Oracle du Seigneur : les filles du Roi de l’univers ne veulent plus supporter l’opprobre d’être traitées en indigentes à qui l’on lance quelques miettes pour les contenter. Nous ne sommes pas des fillettes que l’on console avec une poignée de bonbons, voire des commissions, encore une, puis la suivante. Il s’agirait de vérifier si nos aïeules dans la foi ont servi leurs communautés en tant que diacres, presbytres, ou épiscopes, et de le vérifier sans que des conséquences en découlent à juste titre. Non, vous ne nous donnez rien, tout nous appartient, c’est cela que nous voulons et certaines l’ont déjà repris. En effet, « c’est pour que nous soyons vraiment libres que Christ nous a libérés » et parce que son sang a coulé pour eux comme pour elles, nous refusons que nous soit encore imposée la culture de la permission patriarcale. Loin de moi l’intention de juger le pape François, en tant qu’être humain, je veux croire de bonne foi qu’il fait pour le mieux en suivant sa conscience. Mais nous aussi avons une conscience et nous avons une parole à délivrer, tout aussi inspirée par l’Esprit et informée par la théologie. Nous sommes des adultes et savons occuper nos places dans le monde depuis des décennies. Il semblerait qu’il n’y ait plus que l’Église romaine pour ne pas s’en rendre compte.

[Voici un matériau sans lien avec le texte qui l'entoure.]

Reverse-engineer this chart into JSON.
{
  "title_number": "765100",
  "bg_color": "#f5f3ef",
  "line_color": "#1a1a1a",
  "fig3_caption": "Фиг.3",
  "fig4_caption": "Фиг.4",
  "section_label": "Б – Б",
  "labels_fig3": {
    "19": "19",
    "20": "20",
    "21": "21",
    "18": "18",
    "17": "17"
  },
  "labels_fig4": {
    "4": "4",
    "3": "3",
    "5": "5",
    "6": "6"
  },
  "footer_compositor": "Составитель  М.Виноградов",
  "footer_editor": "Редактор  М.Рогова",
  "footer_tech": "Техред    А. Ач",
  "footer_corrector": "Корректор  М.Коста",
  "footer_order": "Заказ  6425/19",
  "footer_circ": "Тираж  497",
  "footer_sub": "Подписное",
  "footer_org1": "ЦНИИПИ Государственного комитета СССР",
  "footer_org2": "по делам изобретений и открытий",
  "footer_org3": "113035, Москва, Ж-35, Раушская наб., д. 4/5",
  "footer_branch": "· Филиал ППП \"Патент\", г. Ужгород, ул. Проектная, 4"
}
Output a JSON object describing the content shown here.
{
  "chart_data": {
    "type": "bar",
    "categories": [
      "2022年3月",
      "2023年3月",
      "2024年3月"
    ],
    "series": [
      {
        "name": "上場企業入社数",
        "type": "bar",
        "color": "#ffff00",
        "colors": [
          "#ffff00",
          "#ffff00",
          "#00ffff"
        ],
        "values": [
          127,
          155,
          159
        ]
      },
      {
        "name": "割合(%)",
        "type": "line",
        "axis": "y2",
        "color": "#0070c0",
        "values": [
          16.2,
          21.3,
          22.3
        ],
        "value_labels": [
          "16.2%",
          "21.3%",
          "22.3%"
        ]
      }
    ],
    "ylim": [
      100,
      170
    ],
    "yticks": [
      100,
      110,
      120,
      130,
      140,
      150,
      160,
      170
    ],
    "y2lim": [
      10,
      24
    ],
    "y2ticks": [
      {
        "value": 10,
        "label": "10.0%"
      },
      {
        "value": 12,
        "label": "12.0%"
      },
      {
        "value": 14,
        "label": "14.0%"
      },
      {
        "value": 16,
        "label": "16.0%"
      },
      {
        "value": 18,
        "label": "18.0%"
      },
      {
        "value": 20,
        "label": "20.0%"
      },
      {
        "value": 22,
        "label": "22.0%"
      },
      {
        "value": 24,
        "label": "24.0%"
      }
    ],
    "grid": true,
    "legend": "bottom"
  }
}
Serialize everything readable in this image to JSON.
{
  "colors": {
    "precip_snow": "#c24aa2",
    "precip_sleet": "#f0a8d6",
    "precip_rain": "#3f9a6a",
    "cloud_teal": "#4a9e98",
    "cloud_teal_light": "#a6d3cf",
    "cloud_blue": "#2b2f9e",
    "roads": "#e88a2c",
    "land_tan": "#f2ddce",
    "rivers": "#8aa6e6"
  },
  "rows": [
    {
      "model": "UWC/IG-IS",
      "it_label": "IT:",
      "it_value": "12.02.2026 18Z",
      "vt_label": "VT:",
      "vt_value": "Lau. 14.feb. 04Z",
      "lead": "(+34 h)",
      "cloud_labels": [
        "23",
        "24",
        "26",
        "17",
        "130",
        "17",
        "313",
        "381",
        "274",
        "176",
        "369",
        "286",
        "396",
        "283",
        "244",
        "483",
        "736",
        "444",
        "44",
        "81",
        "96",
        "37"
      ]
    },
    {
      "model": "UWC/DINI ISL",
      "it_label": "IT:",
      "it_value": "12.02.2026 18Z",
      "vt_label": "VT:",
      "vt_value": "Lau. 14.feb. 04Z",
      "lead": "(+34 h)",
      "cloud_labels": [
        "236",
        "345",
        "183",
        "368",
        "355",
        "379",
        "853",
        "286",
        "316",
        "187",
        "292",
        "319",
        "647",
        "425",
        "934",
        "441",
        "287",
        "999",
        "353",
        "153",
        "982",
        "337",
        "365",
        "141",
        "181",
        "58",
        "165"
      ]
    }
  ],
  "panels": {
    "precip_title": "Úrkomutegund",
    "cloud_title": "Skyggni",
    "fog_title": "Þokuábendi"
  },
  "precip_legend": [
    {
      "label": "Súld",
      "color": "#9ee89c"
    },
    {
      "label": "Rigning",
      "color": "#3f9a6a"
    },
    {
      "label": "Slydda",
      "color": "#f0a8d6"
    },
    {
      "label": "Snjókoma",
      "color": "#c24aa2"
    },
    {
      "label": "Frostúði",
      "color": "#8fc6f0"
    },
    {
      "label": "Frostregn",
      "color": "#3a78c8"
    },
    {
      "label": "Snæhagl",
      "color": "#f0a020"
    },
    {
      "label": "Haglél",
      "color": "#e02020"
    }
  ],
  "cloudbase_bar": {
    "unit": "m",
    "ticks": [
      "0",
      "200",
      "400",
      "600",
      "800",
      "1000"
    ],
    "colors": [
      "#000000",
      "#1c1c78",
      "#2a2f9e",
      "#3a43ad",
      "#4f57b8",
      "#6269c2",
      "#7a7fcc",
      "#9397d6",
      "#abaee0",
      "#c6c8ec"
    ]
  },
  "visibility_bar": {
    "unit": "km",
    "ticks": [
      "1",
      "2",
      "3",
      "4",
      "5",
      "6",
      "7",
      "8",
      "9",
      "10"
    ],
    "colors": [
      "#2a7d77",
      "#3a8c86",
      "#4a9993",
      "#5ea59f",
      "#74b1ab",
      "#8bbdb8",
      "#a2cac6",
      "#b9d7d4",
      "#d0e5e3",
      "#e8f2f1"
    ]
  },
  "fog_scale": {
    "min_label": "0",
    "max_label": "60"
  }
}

Quoique nous puissions lire dans ce texte la volonté explicite de reconnaître l’égale dignité des baptisés et baptisées, nous nous étonnons de n’en voir que de minimes effets en conséquence. Qu’en est-il des autres ministères ? Si nos baptêmes sont les mêmes, la Lettre Apostolique s’évertue à renforcer, dans un genre littéraire un tant soit peu alambiqué, proche de l’incohérence, la faille apparemment infranchissable entre les ministères destinés aux personnes laïques (peuple de Dieu de bas étage ou ordinaire) et le personnel ordonné qui aura donc reçu les ordres sacrés, j’ai nommé un contingent fait exclusivement  d’hommes mâles, en principe hétérosexuels et célibataires comme le stipule les can. 1024 et suivants.

Je sais que vous avez été nombreux et nombreuses à fêter ce qui a été décrit comme « un pas de géant » alors que d’autres se sont montrées perplexes face à cette duplicité du langage. Nous serions égaux mais certains seraient plus égaux que les autres … Nous sommes des femmes d’Église, des femmes de foi et des femmes de Dieu, actives au sein de l’Association Toutes Apôtres !, un mouvement qui fera vite tâche d’huile, le Mouvement des femmes prêtres catholiques romaines (vous avez bien lu) de l’association ARCWP et leurs communautés…. D’autres font le choix de rester sous l’emprise de la sympathie pour un homme vêtu d’une robe blanche et soumettent leur souveraineté à la sienne alors qu’il est tout à fait possible de lui donner notre soutien à partir de la franchise, le dialogue sincère et ouvert et, le cas échéant dans la controverse dans un climat de fratersororité lucide. La soumission ne donne pas de bons fruits, c’est se rendre à un mirage que de croire qu’elle pacifie, c’est une erreur de croire que se taire et obéir sont de bonnes fondations pour construire le foyer d’une famille. À long terme, nous aurons le bouillon de culture idoine pour les abus en tout genre. Ce sont les antidotes du bonheur, des empêcheurs de s’épanouir.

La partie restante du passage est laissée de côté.